The ALJ discussed record evidence relevant to both Plaintiff's ability carryout workplace instructions and her ability to use judgment in the workplace. See ALJ Decision at 8-9 (Page ID 56-57) ("[Dr. Boneff] concluded the claimant would be capable of engaging in simple work type activities, remembering and executing a several step repetitive procedure on a sustained basis, with little in terms of independent judgment or decision making."). The ALJ accorded "significant weight" to Dr. Boneff's opinion and gave specific reasons for doing so. See id. at 9 (Page ID 57). Plaintiff does not challenge the ALJ's decision to afford Dr. Boneff's opinion significant weight. In the RFC, the ALJ accounted for the mental limitations articulated by Dr. Boneff by limiting Plaintiff to unskilled work, which is defined as "work which needs little or no judgment to do simple duties that can be learned on the job in a short period of time." 20 C.F.R. § 404.1568(a). Plaintiff does not explain what additional mental limitations should have been - but were not - incorporated into the RFC assessment.

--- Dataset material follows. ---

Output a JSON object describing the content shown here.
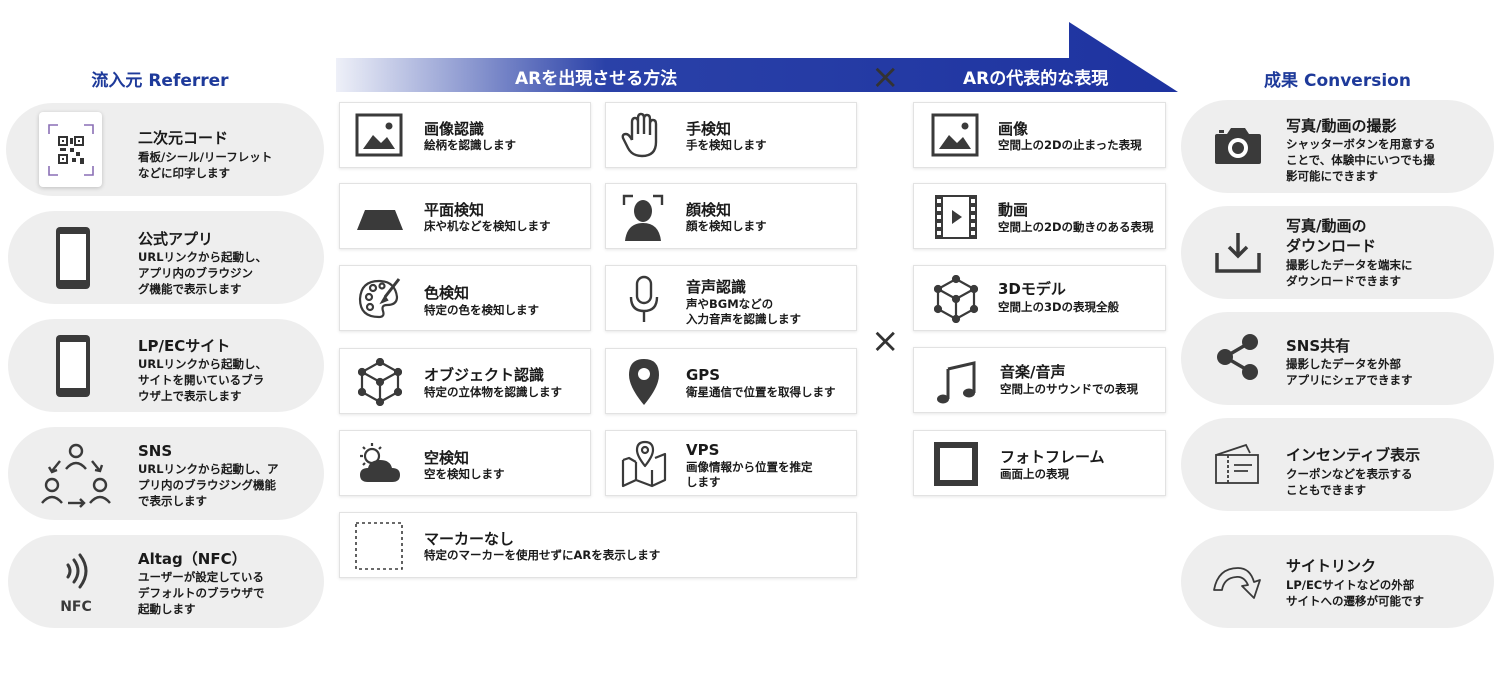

Finally, Plaintiff argues that the ALJ's findings are contradictory with regard to the severity of the symptoms caused by Plaintiff's bipolar disorder. Plaintiff points out that, on the one hand, the ALJ determined that Plaintiff's bipolar disorder is a severe condition, see ALJ Decision at 3 (Page ID 51), but, on the other hand, determined that Plaintiff only has mild impairments in activities of daily living, mild impairments in social functioning, and moderate impairments in concentration, persistence, and pace. See id. at 5 (Page ID 53). The contradiction to which Plaintiff alludes is not apparent to the Court, and Plaintiff does not elaborate on her argument. The Court notes that the ALJ discussed extensively in her decision Plaintiff's bipolar disorder, see id. at 8 (Page ID 56), and Plaintiff does not argue that the evidence establishes impairments or limitations resulting from her bipolar disorder that are not accounted for in the RFC assessment.

For the reasons stated above, Plaintiff's motion for summary judgment is DENIED and Defendant's motion for summary judgment is GRANTED.